Conversations For Transformation: Essays Inspired By The Ideas Of Werner Erhard

Conversations For Transformation

Essays By Laurence Platt

Inspired By The Ideas Of Werner Erhard

And More




Outlandishly Powerful

Landmark Forum for Graduates "Free to Be and Free to Act", Online Evening Session, Landmark Worldwide

May 27, 2020

"The use of force is the negation of power. The person you refer to when you say 'I', that person's weapon is force. Whatever you are other than the thing called 'I', that's power." ... 
This essay, Outlandishly Powerful, is the twenty fifth in an open group inspired by Landmark Programs: I am indebted to Mark Spirtos who inspired this conversation.


Werner's brilliant observation (above) which sources this conversation, essentially comes down to this: there's a clear difference between force and power. What is it?
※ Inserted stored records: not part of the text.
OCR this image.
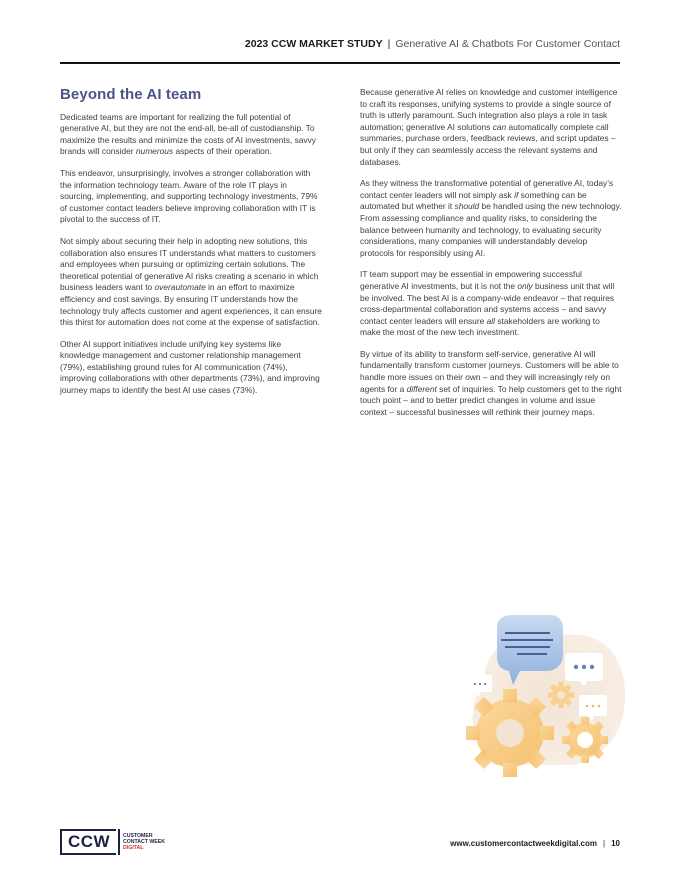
2023 CCW MARKET STUDY | Generative AI & Chatbots For Customer Contact
Beyond the AI team

Dedicated teams are important for realizing the full potential of generative AI, but they are not the end-all, be-all of custodianship. To maximize the results and minimize the costs of AI investments, savvy brands will consider numerous aspects of their operation.

This endeavor, unsurprisingly, involves a stronger collaboration with the information technology team. Aware of the role IT plays in sourcing, implementing, and supporting technology investments, 79% of customer contact leaders believe improving collaboration with IT is pivotal to the success of IT.

Not simply about securing their help in adopting new solutions, this collaboration also ensures IT understands what matters to customers and employees when pursuing or optimizing certain solutions. The theoretical potential of generative AI risks creating a scenario in which business leaders want to overautomate in an effort to maximize efficiency and cost savings. By ensuring IT understands how the technology truly affects customer and agent experiences, it can ensure this thirst for automation does not come at the expense of satisfaction.

Other AI support initiatives include unifying key systems like knowledge management and customer relationship management (79%), establishing ground rules for AI communication (74%), improving collaborations with other departments (73%), and improving journey maps to identify the best AI use cases (73%).

Because generative AI relies on knowledge and customer intelligence to craft its responses, unifying systems to provide a single source of truth is utterly paramount. Such integration also plays a role in task automation; generative AI solutions can automatically complete call summaries, purchase orders, feedback reviews, and script updates – but only if they can seamlessly access the relevant systems and databases.

As they witness the transformative potential of generative AI, today’s contact center leaders will not simply ask if something can be automated but whether it should be handled using the new technology. From assessing compliance and quality risks, to considering the balance between humanity and technology, to evaluating security considerations, many companies will understandably develop protocols for responsibly using AI.

IT team support may be essential in empowering successful generative AI investments, but it is not the only business unit that will be involved. The best AI is a company-wide endeavor – that requires cross-departmental collaboration and systems access – and savvy contact center leaders will ensure all stakeholders are working to make the most of the new tech investment.

By virtue of its ability to transform self-service, generative AI will fundamentally transform customer journeys. Customers will be able to handle more issues on their own – and they will increasingly rely on agents for a different set of inquiries. To help customers get to the right touch point – and to better predict changes in volume and issue context – successful businesses will rethink their journey maps.

CCW	CUSTOMER
CONTACT WEEK
DIGITAL	www.customercontactweekdigital.com | 10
Force goeswith  (as Alan Watts may have said) whatever you're being when you're being that thing called "I". Power on the other hand, goeswith whatever you're being when you're being other than  that thing called "I" - in other words, when you're being what I'll call "not-I". So the difference between force and power is largely predicated on whatever you're being  - or, if you prefer, it's largely predicated on where you're coming from. Realizing this, first requires looking ... and then rigorously differentiating between where you're coming from when you're being "I", and then where you're coming from when you're being "not-I" (and the difference between the constructs "I" and "not-I" has already been addressed elsewhere in this collection of essays). It's as different as chalk and cheese. This is a graduate  distinction.

As I sit with this essential distinction in my lap like a hot brick, what I get ie what shows up  is another associated difference between force and power, one which I realize I've experienced for myself before, in those moments when I've been forceful, and then again in those moments when I've been powerful. It's also one I've observed when I've been around forceful people, and then again when I've been around powerful people - in other words, in all those moments when I've observed people deploying force (ie being forceful), and then again when I've observed people deploying power (ie being powerful). It's a patently obvious difference. It's this:

Being forceful actually requires a lot  of work, a lot of effort, a lot of struggle, a lot of expenditure of energy. And watch: it's devoid of enrollment. How so? For one, nobody wants to work as hard as that, yes? Being powerful, on the other hand, is observably effortless, without struggle, requiring a minimal expenditure of energy.

Then there's also this: being forceful is the antithesis of Self-expression, while being powerful on the other hand, is a natural concomitant of Self-expression. Being powerful gets things done seemingly effortlessly, rather than with all the associated snot en trane  (Afrikaans for "snot and tears") of being forceful. Oh, and being powerful also naturally and easily enrolls people. Why? Two things: one, because not only does everybody  want the manifest qualities of being naturally powerful, but two, being powerful is a concomitant of natural Self-expression so it nurtures the natural Self-expression of others, whereas being forceful almost always dominates  the natural Self-expression of others. "Nurturing the natural Self-expression of others" is close to both the dictionary definition  and perfect concomitant of enrollment.

Given our propensity for staying stuck in untransformed patterns, I would bet good money that our use of force is actually little more than our frustrated attempts to deploy what we simply erroneously misconstrue to be power. And because it's a patterned deployment, we keep doing it even though it doesn't work. That's the bad news. The good news is there's a bridge  (if you will) from force to power. That bridge isn't to be found in doing more of the same thing, or doing it better, or doing it differently, or even in repeating it and doing it over and over and over again, or even harder or firmer, or even practicing it more. And neither does it require shaking up all the actions available like dice in a cup, then scattering them while willing them to fall differently than the way they would fall of their own volition randomly.

No, the bridge from force to power is differentiating being "I" and being "not-I", and then coming from  being "not-I". It's not a bridge that's found in a new style of action. Rather it's found in coming from "not-I" when enacting any  action - which by the way, isn't a Laurence original: it's vintage Erhard  and outlandishly powerful.